C# vs Java Which one is Faster? Translating 25k C# into Java (2)

In a previous article I described how I translated 25k lines of C# into Java and the lessons learnt from that exercise.

I received the following question:

Great article by the way. How did the performance compare to the C# version after the code was migrated?

One of the motivations to move from to re-write the system was to make the system faster and in fact this goal was achieved. We managed to reduce the amount of hardware by a factor of 5 whilst still improving the throughput of the system by a factor by 6. A huge benefit to the client in all ways.

The original assumption was that C# is not actually any slower than Java and that we would have to implement some fancy techniques to achieve any significant performance gains. As it happened the gains were achieved by a simple re-write of the system.

So is C# slower than Java? In a word, no. Whilst I didn't run any formal benchmarks on comparable hardware, my anecdotal evidence was that, in a like for like situation the performance was comparable.
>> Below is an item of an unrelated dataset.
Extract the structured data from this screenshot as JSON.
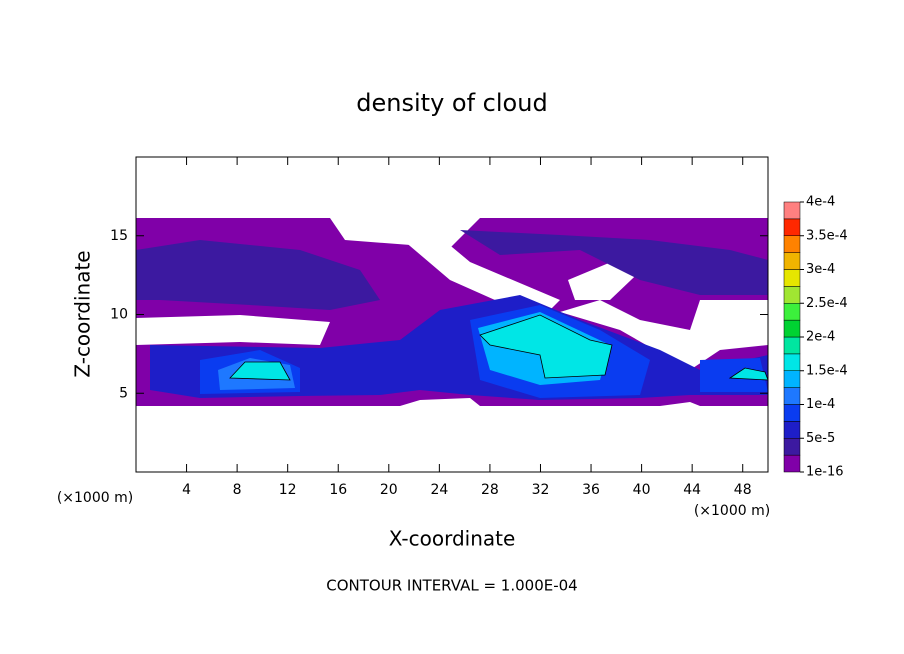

But what I did find was that it's very easy to architect a bad system in C# around data access.

There's an extremely tight coupling between C# and SqlServer. Visual Studio is literally a front end to both. It's also interesting that the C# developers I came across were equally proficient in C# as they were in SQLServer. This sounds great, after all, nearly all systems need to work with data stored in a database so tight integration between the two should be the way to go. Well, yes and no. It's great to have good tools and skills to enable you to access and manipulate data but the performance costs of 'data chat' must never be forgotten.
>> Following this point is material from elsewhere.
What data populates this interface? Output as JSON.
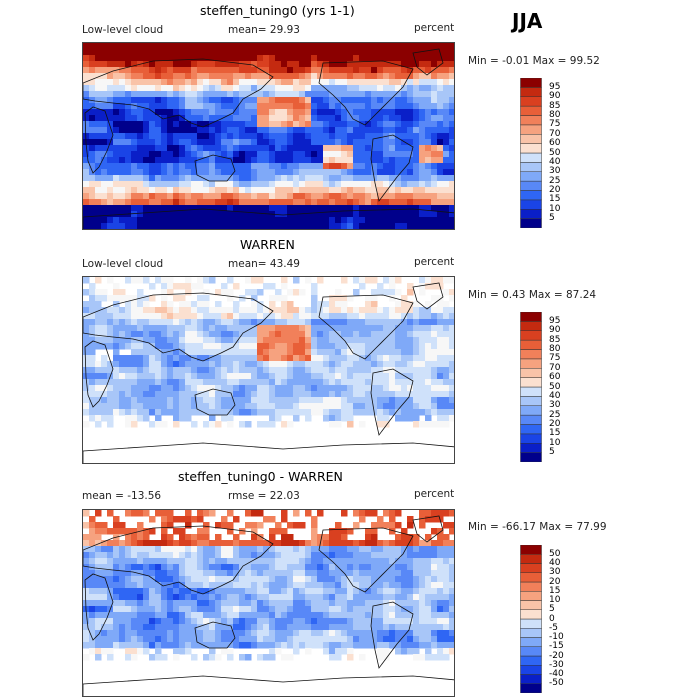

The main problem with the system on which I was working was that data access was tightly integrated into the code. Whenever a piece of data was needed a call was made to the DB. In fact in some cases logic that could have been carried out in the code was carried out in store procedures on the SQLServer. Whenever a result was calculated it was written back to the database. Not only was that extremely inefficient it made the system much harder to understand.
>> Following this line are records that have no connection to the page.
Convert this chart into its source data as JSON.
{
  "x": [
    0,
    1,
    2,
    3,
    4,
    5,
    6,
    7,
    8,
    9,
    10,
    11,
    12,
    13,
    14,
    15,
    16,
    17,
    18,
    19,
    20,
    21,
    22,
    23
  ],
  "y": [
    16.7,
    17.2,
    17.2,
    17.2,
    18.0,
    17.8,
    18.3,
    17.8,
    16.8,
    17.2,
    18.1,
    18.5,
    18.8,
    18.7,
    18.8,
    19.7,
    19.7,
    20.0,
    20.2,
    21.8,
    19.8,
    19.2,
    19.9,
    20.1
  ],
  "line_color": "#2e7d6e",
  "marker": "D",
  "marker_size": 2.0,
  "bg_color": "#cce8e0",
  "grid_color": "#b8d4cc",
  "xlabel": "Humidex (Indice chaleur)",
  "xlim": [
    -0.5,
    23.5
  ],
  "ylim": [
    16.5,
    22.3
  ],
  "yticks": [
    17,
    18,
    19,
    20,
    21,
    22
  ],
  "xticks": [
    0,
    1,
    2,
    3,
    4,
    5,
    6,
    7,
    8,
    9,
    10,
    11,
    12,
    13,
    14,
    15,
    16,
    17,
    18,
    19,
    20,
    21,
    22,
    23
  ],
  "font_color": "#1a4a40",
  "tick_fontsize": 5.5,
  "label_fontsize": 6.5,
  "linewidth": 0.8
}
The first thing we did was to create a clean separation between the data and the code. All the data needed for the program to run was bulk exported from the database using bcp and those files were used to create objects which were held in the program memory. Once all the results had been calculated they were written to files which were bcp'd back up into the database. This eliminated the constant 'chat' between the program and the server and greatly speeded up the system. It also made the inputs and outputs of the system extremely transparent. Having database calls buried in the code can made the inputs and outputs rather opaque.

Because we were using Java and did not have access to the tight coupling to SQLServer we were forced to adhere to a critical good practice which is to 'separating data from its processing'. This was the key to the performance improvements that were achieved.

None of this should be taken to imply that the integration between C#, SQLServer and Visual Studio is a bad thing. In fact, quite the opposite it's a very powerful tool which as with all powerful tools can be dangerous if not handled with understanding and care.